Le gouvernement tunisien n'entretient aucune perspective de modification du statut de la Banque Centrale du pays, ni d'entrave à l'indépendance de cet institut émetteur. C'est ce qu'a fermement déclaré à Bloomberg, Samir Saied, le Ministre de l'Économie et de la Planification.
S'exprimant auprès du média américain lors de sa participation à un congrès en Égypte, Saied a réfuté les rumeurs concernant une diminution des prérogatives de la Banque Centrale, les qualifiant d'infondées. Il a affirmé sans ambages que "l'indépendance de la Banque Centrale demeurera inchangée, sans aucune altération."

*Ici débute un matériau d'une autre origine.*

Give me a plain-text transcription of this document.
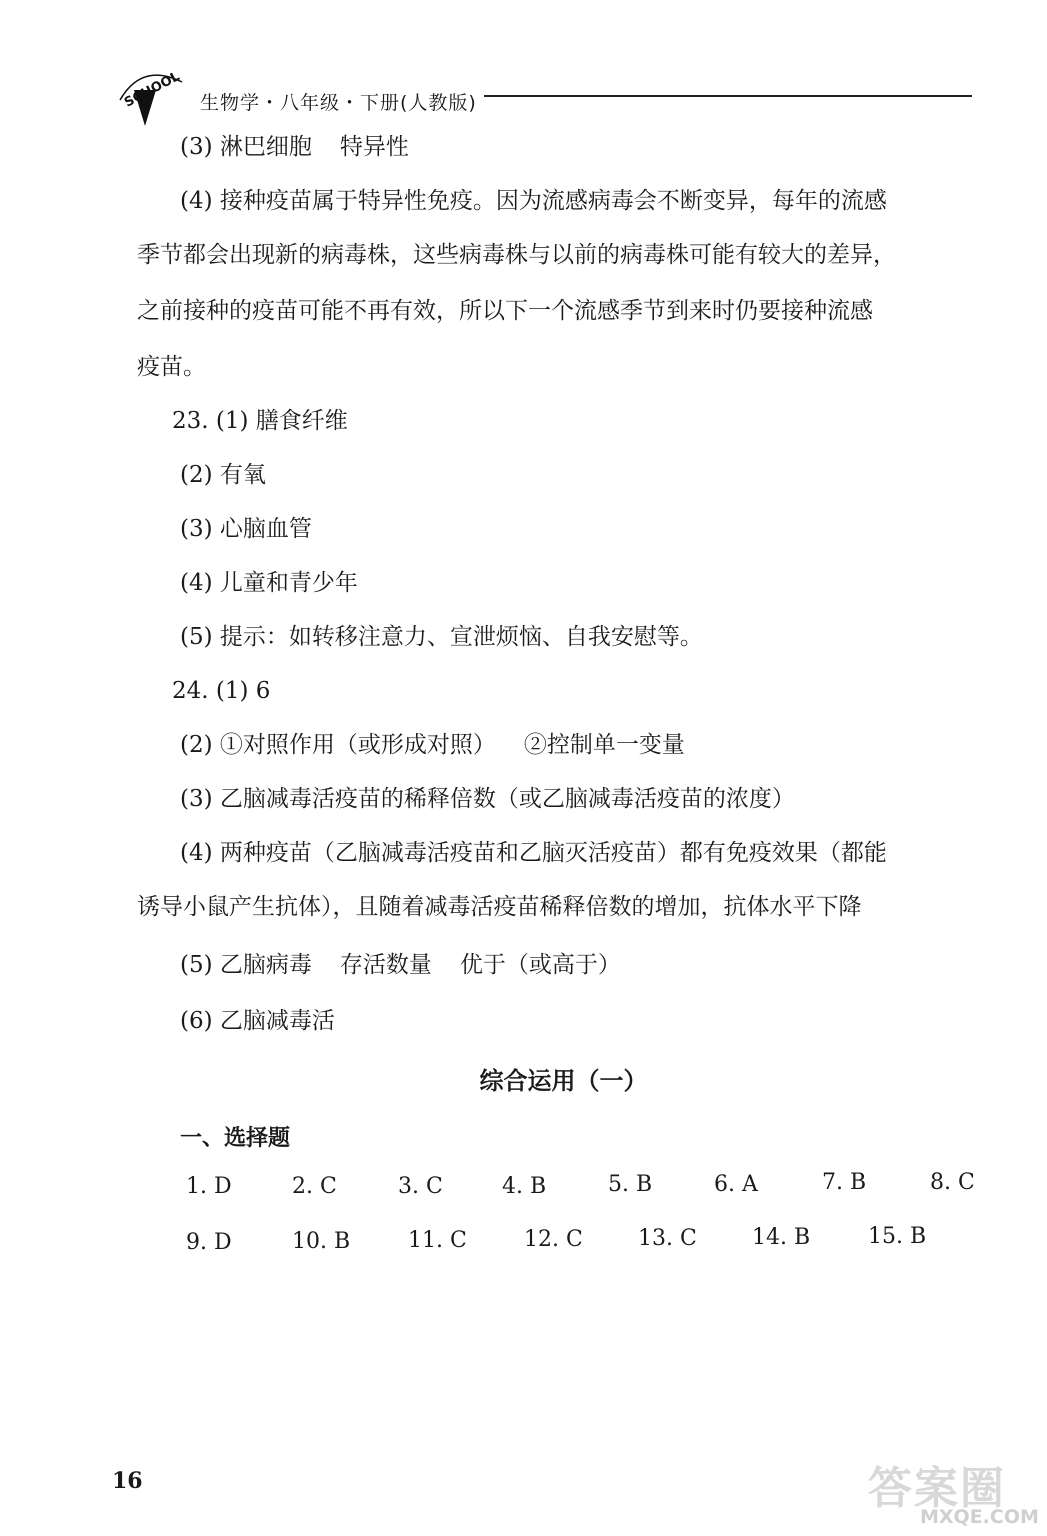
SCHOOL 生物学・八年级・下册(人教版)
(3) 淋巴细胞 特异性
(4) 接种疫苗属于特异性免疫。因为流感病毒会不断变异，每年的流感
季节都会出现新的病毒株，这些病毒株与以前的病毒株可能有较大的差异，
之前接种的疫苗可能不再有效，所以下一个流感季节到来时仍要接种流感
疫苗。
23. (1) 膳食纤维
(2) 有氧
(3) 心脑血管
(4) 儿童和青少年
(5) 提示：如转移注意力、宣泄烦恼、自我安慰等。
24. (1) 6
(2) ①对照作用（或形成对照） ②控制单一变量
(3) 乙脑减毒活疫苗的稀释倍数（或乙脑减毒活疫苗的浓度）
(4) 两种疫苗（乙脑减毒活疫苗和乙脑灭活疫苗）都有免疫效果（都能
诱导小鼠产生抗体），且随着减毒活疫苗稀释倍数的增加，抗体水平下降
(5) 乙脑病毒 存活数量 优于（或高于）
(6) 乙脑减毒活
综合运用（一）
一、选择题
1. D	2. C	3. C	4. B	5. B	6. A	7. B	8. C
9. D	10. B	11. C	12. C	13. C	14. B	15. B
16	答案圈
MXQE.COM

Ces propos interviennent dans un contexte où Riadh Jaidane, le vice-président de l’ARP, a révélé que le projet de révision de l’indépendance de la BCT figurait parmi les lois soumises par le gouvernement. Le député a évoqué "un consensus sur la nécessité de revoir les lois réglementaires de la Banque Centrale, et particulièrement la question de l'indépendance, un sujet éminemment sensible".
Ces affirmations ont été réfutées quelques heures plus tard par Brahim Bouderbala, le président de l’ARP.
Cependant, les déclarations de Samir Saied ne garantissent pas nécessairement que l’indépendance de la BCT sera préservée. La situation peut pivoter sur une simple requête du président de la République.
En parallèle à la controverse suscitée par les propos de Jaidane, Kais Saied a souligné “l'importance de la coordination entre les différents organes de l'État", lors d'une réunion avec la cheffe du gouvernement, Najla Bouden. "La Tunisie est un État unique et unifié, disposant d'une seule politique à laquelle tous doivent se conformer”, a-t-il ajouté.
Cette remarque peut, ou non, alluder à la question de l’indépendance de la Banque centrale. Cette problématique n'a toutefois pas été abordée lors de la réunion qui s'est tenue mercredi, entre le président de la République et Marouen Abassi, le gouverneur de la Banque Centrale, du moins, selon le communiqué publié par la Présidence de la République.
Qu'entend-on par “indépendance de la banque centrale” ?
L’indépendance de la Banque centrale de Tunisie a constitué une condition sine qua non lors des négociations d'un accord d'une valeur de 2.9 milliards de dollars favorisant la Tunisie, orchestrées par le Fonds Monétaire International.
Le statut de la BCT a donc été révisé en 2016 pour lui conférer une pleine indépendance.
L'indépendance de la banque centrale est un concept stipulant que cet institut doit exercer ses fonctions libéré de toute influence politique. Ceci implique sa capacité de prendre des décisions relatives à la politique monétaire sans interférence du gouvernement ou d'autres entités politiques.
La banque centrale doit détenir le pouvoir légal de prendre des décisions sans nécessiter l'aval du gouvernement ou d'autres acteurs politiques. Elle doit jouir de la liberté de sélectionner les outils et méthodes pour réaliser ses objectifs de politique monétaire. Par exemple, elle doit être libre de fixer les taux d'intérêt ou de réguler la masse monétaire sans contrainte politique.
L'objectif premier de l'indépendance de la banque centrale est de maintenir la stabilité des prix et de contrer l'inflation. L'idée est que les décisions de politique monétaire doivent être prises en fonction des nécessités économiques à long terme, plutôt que des considérations politiques à court terme.
Par exemple, une banque centrale indépendante peut choisir de hausser les taux d'intérêt pour contenir l'inflation, même si cette décision peut être politiquement impopulaire. De même, elle peut décider de maintenir des taux d'intérêt bas pour stimuler l'économie, même si cela peut engendrer une inflation à court terme.
Néanmoins, l'indépendance de la banque centrale n'est pas sans limites. Effectivement, une banque centrale trop indépendante peut être perçue comme déconnectée des réalités économiques et sociales du pays. Par ailleurs, une banque centrale trop autonome peut prendre des décisions qui sont en décalage avec les objectifs économiques à long terme du gouvernement.
D'autre part, l'indépendance de la banque centrale peut poser des problèmes en termes de responsabilité démocratique. En effet, les dirigeants de la banque centrale, non élus, ne sont pas directement redevables devant les citoyens. Ceci peut soulever des problèmes en termes de transparence et de contrôle démocratique.